I recently investigated a local legend that gained worldwide attention in the late ‘70s, early ’80s.
In 1907, 29-year-old railway worker William Steenson died in a shunting accident at Mullumbimby train station in NSW, after he bravely tried to stop a runaway train carriage. He was buried in the old Pioneer Cemetery in north Lismore. A few years later, during WWI, locals noticed his cross began to sporadically emit a bright white light, bathing the entire cemetery in a luminous crescent.
Word spread of the phenomenon and for a while the place was used to scare out-of-towners. However the locals kept it relatively quiet, William Steenson was the last one to be buried at the cemetery and the place fell into disrepair.
Then, in 1978, a local woman visited the gravestone and described her experience to the local newspaper, the Northern Star. The article attracted the attention of Sydney journalists, and pretty soon a media frenzy descended upon the site, as did people from all over the world, ranging from the fervently devout to the plain curious.
Locals then began to speak out. One Albert Dann told the Northern Star that as a newcomer to town, children took him to the ‘ghost on the hill’ and offered him a penny if he would read the name on the epitaph. He said: “forcing myself towards the main gate, suddenly, as I edged closer, a dazzling beam of white light flashed from the centre of the cemetery and struck me in the eyes.”
“I was rooted to the spot with a horrible fear, still indescribable to this day. Somehow I remember forcing my unwilling body about and with every ghost and devil after me I sprinted back along the metalled road to the comfort of a gas lamp, beneath which the boys were howling with laughter and yelling, ‘you couldn’t do it, you couldn’t do it!.'”
Soon after, experts of all kinds – geologists, physicists and stonemasons – descended upon the site, attempting to explain the phenomenon. However no conclusion was reached, as the cross allegedly glowed even on moonless nights. The cross was made from Balmoral red granite from Scotland and marked with a Masonic compass, although William Steenson was not believed to be a religious man.

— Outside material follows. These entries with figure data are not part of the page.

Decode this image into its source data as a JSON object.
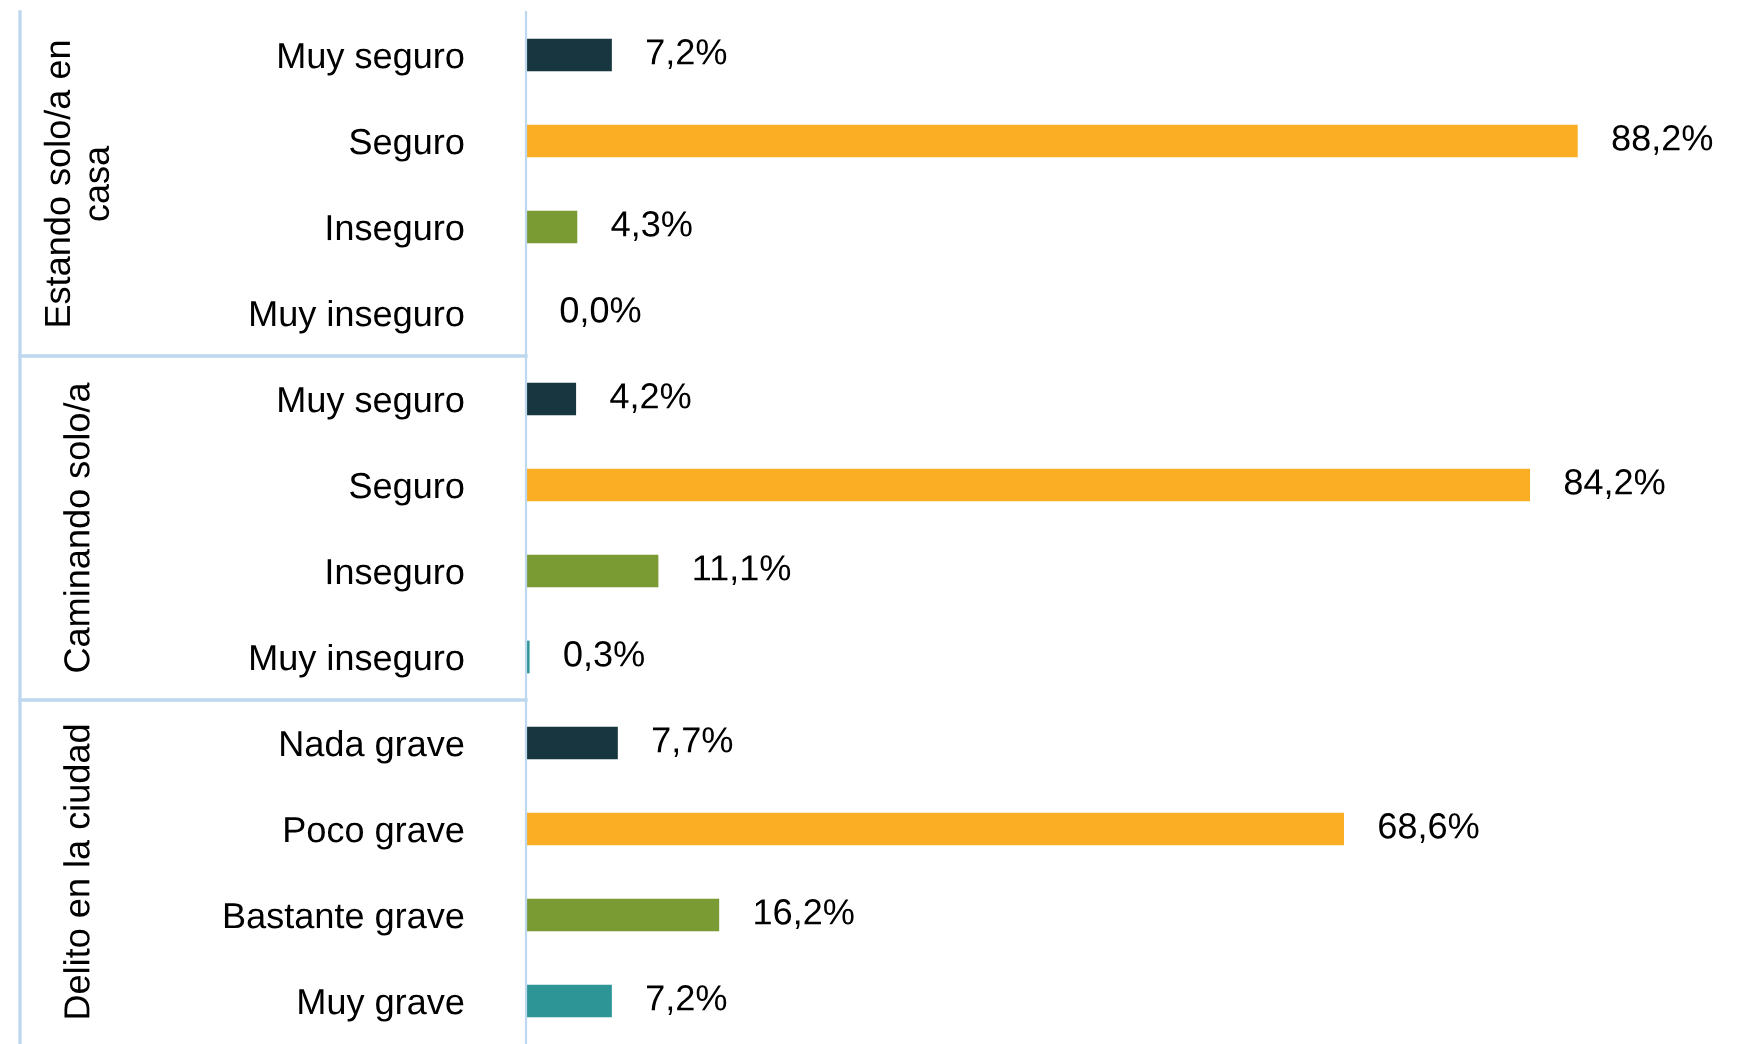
{
  "chart_data": {
    "type": "bar",
    "orientation": "horizontal",
    "categories": [
      "Muy seguro",
      "Seguro",
      "Inseguro",
      "Muy inseguro",
      "Muy seguro",
      "Seguro",
      "Inseguro",
      "Muy inseguro",
      "Nada grave",
      "Poco grave",
      "Bastante grave",
      "Muy grave"
    ],
    "values": [
      7.2,
      88.2,
      4.3,
      0.0,
      4.2,
      84.2,
      11.1,
      0.3,
      7.7,
      68.6,
      16.2,
      7.2
    ],
    "colors": [
      "#17363f",
      "#fbae24",
      "#7a9a34",
      "#2e9596",
      "#17363f",
      "#fbae24",
      "#7a9a34",
      "#2e9596",
      "#17363f",
      "#fbae24",
      "#7a9a34",
      "#2e9596"
    ],
    "value_labels": [
      "7,2%",
      "88,2%",
      "4,3%",
      "0,0%",
      "4,2%",
      "84,2%",
      "11,1%",
      "0,3%",
      "7,7%",
      "68,6%",
      "16,2%",
      "7,2%"
    ],
    "annotations": [
      "Estando solo/a en casa",
      "Caminando solo/a",
      "Delito en la ciudad"
    ],
    "grid": false,
    "legend": false
  }
}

A photographer from the Northern Star, Warren Croser, maintained the granite was “well polished” and refracted light rather well, nothing more. However, one Sydney journalist allegedly said after visiting the cross – “it impressed me and I’ve seen a lot of impressive things in 20 years in journalism.”
Warren Croser’s photo of the glowing cross, taken in 1984, can be viewed here.
At the height of its popularity, the cross had chunks chiselled off it for souvenirs and finally, in 1986, it disappeared in the dead of night. The distraught Steenson family had a replacement built using the same material and exact same dimensions two years later, although the replica hasn’t since glowed.
The original and curiously prophetic words on the epitaph were reinscribed, and read:
Though sorrow and darkness encompass the tomb,
Thy saviour has pass’d through its darkness before thee…
And the lamp of his Love
Is thy guide through the gloom
Driving about 40 minutes from my home, I arrived at the Pioneer Cemetery in north Lismore to a curious site.
A mere 218 marked graves sit atop a hill on the side of a busy road, in a small area mostly filled with grass catchings. To one side is a rather inconspicuous data recovery centre, while on the other, lies an old scrap yard, replete with rusted girders and odds and ends. A brick wall at the entrance tells us that 83 unmarked graves also lie here.
This cemetery was purportedly moved about 200 metres uphill from its original site to make way for Nimbin Road. So the small, obscure cemetery contains the headstones, while the bodies remain interred in their original location, beneath what is now the intersection of Nimbin Road and Wilson Street just metres below.
Apart from the mowed lawns, today the place looks all but forsaken. Tombstone shards – lying amidst the graves of drowning victims and children as young as eight – line the cemetery’s edge.
What of the Masonic compass?
Evidently Steenson was a Freemason, and the compass can be used to “illuminate” initiates. Its meaning, while not fully understood (even to symbolic scholars and many Freemasons), is believed to be “a spiritual reference to man’s instinctive quest to harmonize our physical and spiritual natures.”
What of the original cross?
It has never been found, and the intoxicating nights that seized Lismore for almost a decade during the late ’70s have faded into obscurity.
What do you think? Was the glowing cross merely a congregation of glow-worms? A sterling piece of Scottish granite? Or something more inexplicable?